Closing Costs, from Home Inspections to Attorney Fees

The closing costs are incurred by the seller or buyer and are associated with the mortgage loan. The fees vary depending on the borrower’s state or province of residence. The settlement form usually includes all closing costs.

Harmful Fees

Private transfer fees are one example whereby you are required to pay a premium before selling your home. Developers usually charge private transfer fees and include them in the sales contract. Thus, if the buyer sells the property within a certain period, certain percentage is to be paid to another party. This arrangement is to the disadvantage of homeowners because it lowers the home equity and makes it more difficult to sell the property. Resale fees are different in that the money is used for renovations and amenity and infrastructural improvements. Condo and homeowners’ associations usually charge resale fees.

Types of Closing Costs

There are different types of fees such as inspection, appraisal, mortgage application, and recording fees. Appraisal is done to make an assessment of the property and verify its price. It is paid by the seller or buyer and the fee includes components such as improvements and renovations, the price of

comparable properties, and others. Inspection fees are also paid by the seller or buyer. Inspections are made to check whether the house is in good condition. The fee depends on the size of the property. Thermal imaging inspection, lead-based paint swab test, and termite inspection are some examples. Other examples include light commercial building and new residential construction inspection. The financial institution may also request pool inspection (if any), Chinese drywall, and mold inspection.

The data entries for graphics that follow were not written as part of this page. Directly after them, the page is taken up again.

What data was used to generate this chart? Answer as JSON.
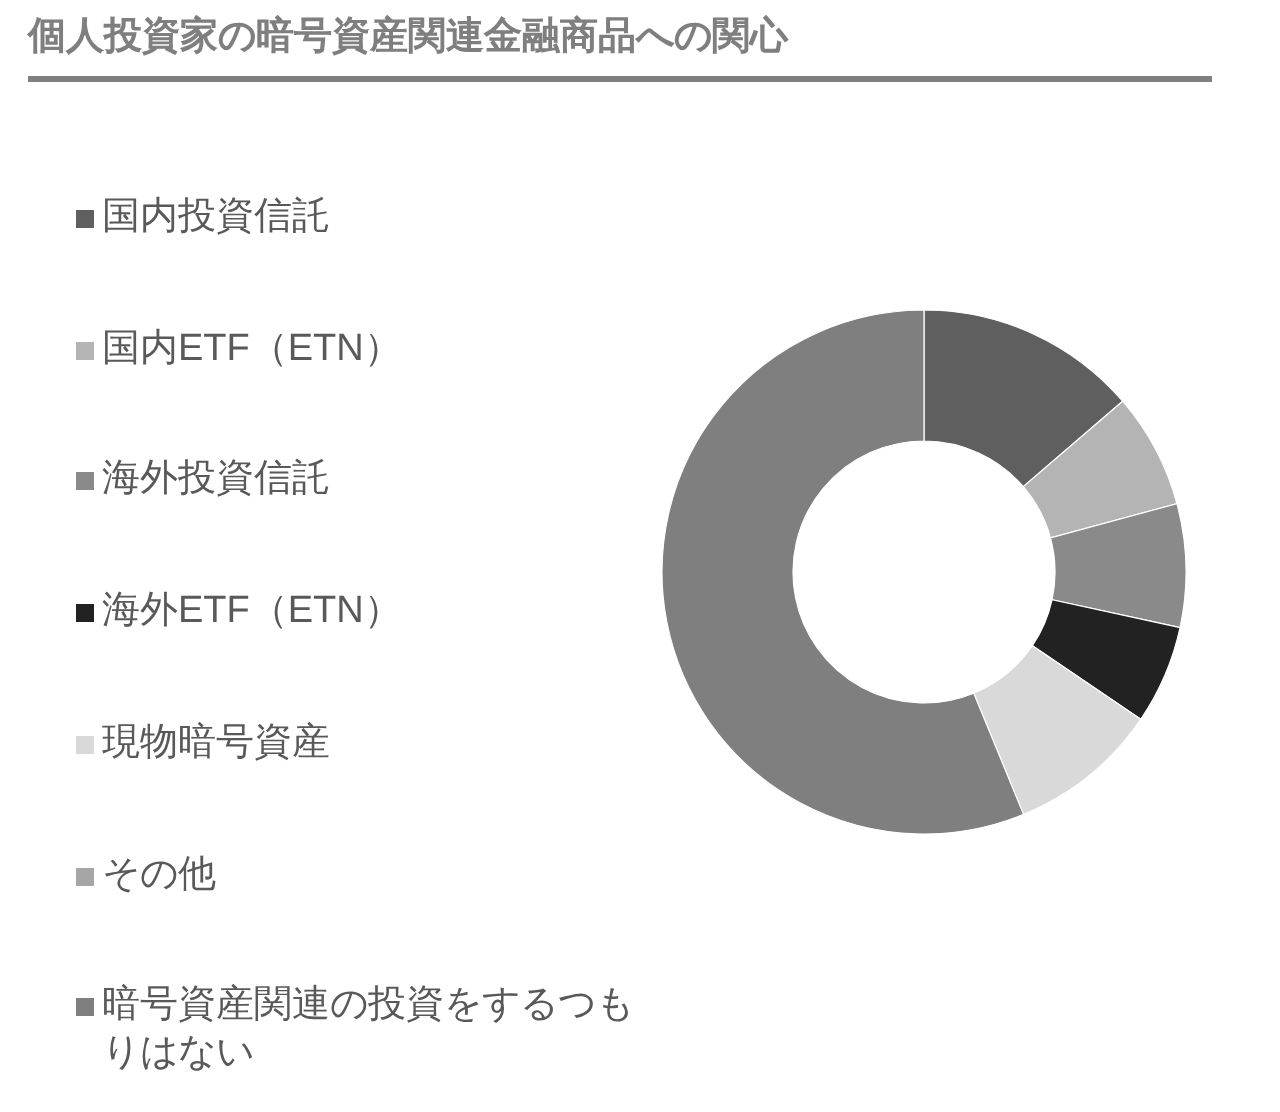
{
  "chart_data": {
    "type": "donut",
    "title": "個人投資家の暗号資産関連金融商品への関心",
    "categories": [
      "国内投資信託",
      "国内ETF（ETN）",
      "海外投資信託",
      "海外ETF（ETN）",
      "現物暗号資産",
      "その他",
      "暗号資産関連の投資をするつもりはない"
    ],
    "values": [
      13.7,
      7.1,
      7.6,
      6.1,
      9.3,
      0,
      56.2
    ],
    "colors": [
      "#5f5f5f",
      "#b4b4b4",
      "#8a8a8a",
      "#222222",
      "#d9d9d9",
      "#a6a6a6",
      "#7f7f7f"
    ],
    "legend": "left"
  }
}
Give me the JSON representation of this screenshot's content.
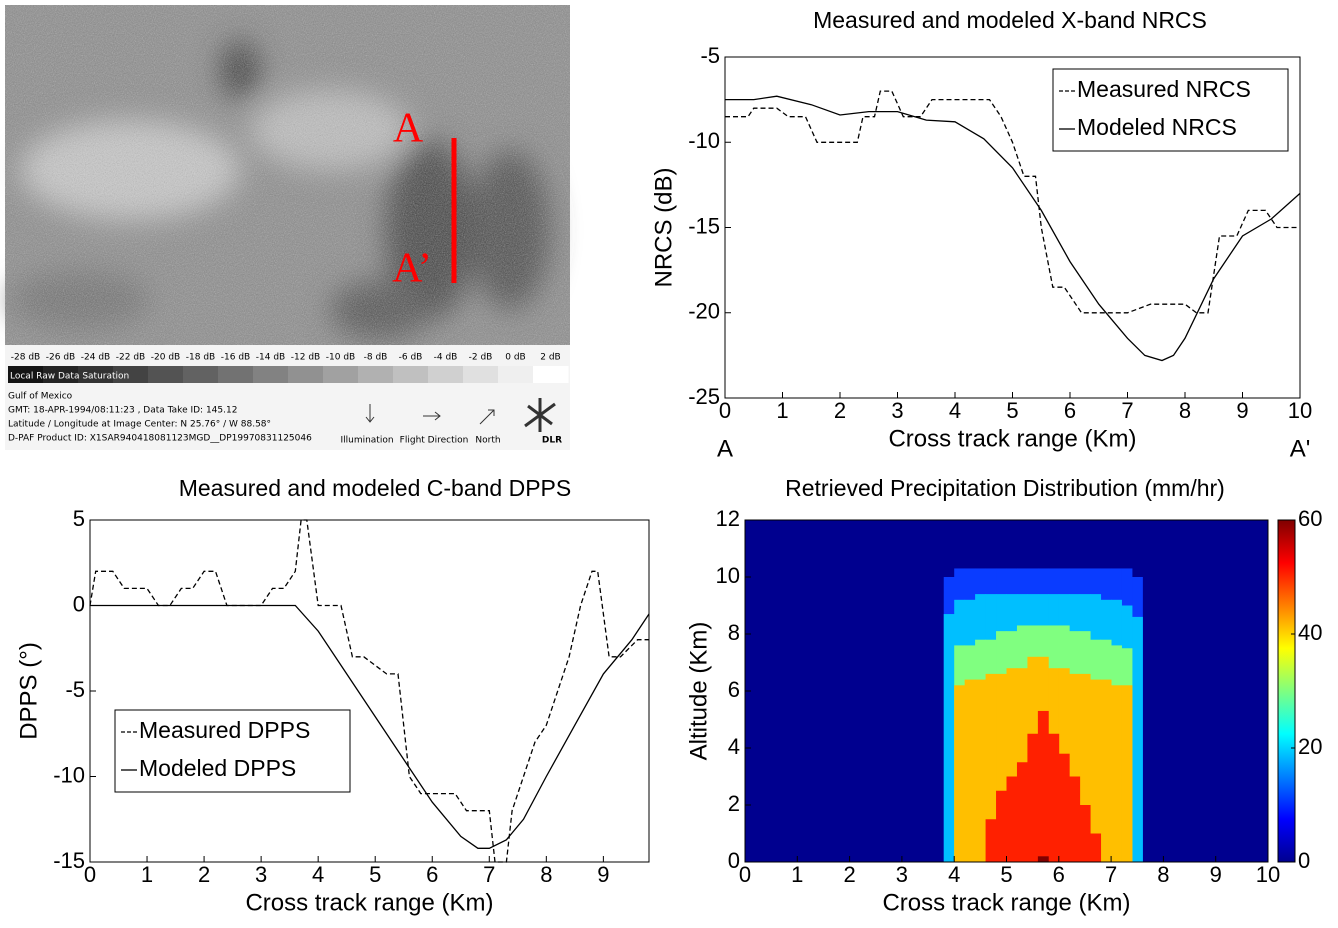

Other types of fees include brokerage commission, survey fee, transaction stamps, as well as title service costs and attorney fees. The survey fee is paid to determine the dimensions and size of the lot and to make sure that there are no encroachments. Transaction stamps are also included in the closing costs. They can be in the form of an excise tax and are paid by the buyer or seller. The seller also pays for different title services, including insurance premiums and title search. They are paid to an escrow, settlement, or title agent. The title insurance premium and service fees can increase by up to 10 percent at closing. Other fees include pro-rate property taxes, property insurance, and home warranties. Pro-rata property taxes are paid each year on real estate properties. The buyer and seller pay a percentage of the tax, based on the length of ownership during the particular year. The pre-paid property insurance is usually paid by the new homeowner during the stated term of the loan. The home warranties can be purchased at closing and protect the property against damages and replacement and repair expenses. This coverage is a good option for first-time buyers and offers protection for different items. It is affordable and costs between $250 and $400. Some companies also advertise discounted policies.

Other Expenses

Borrowers may have to pay homeowner association dues as well. In some cases, they are paid by the seller. The payment is adjusted based on the ownership share of the seller and buyer during the year of sale. Otherwise HOA dues are paid on a monthly basis and are pro-rated. In many cases, borrowers also pay a mortgage application fee so that their application is reviewed and processed. They are either due at or before closing depending on the financial institution and mortgage type. Borrowers pay attorney fees as well. The lender and other parties may also have an attorney representing them to ensure that all mortgage documents are filled in correctly. Finally, the borrower may purchase points from the financial institution. Banks offer a lower interest rate in exchange for pre-paid interest.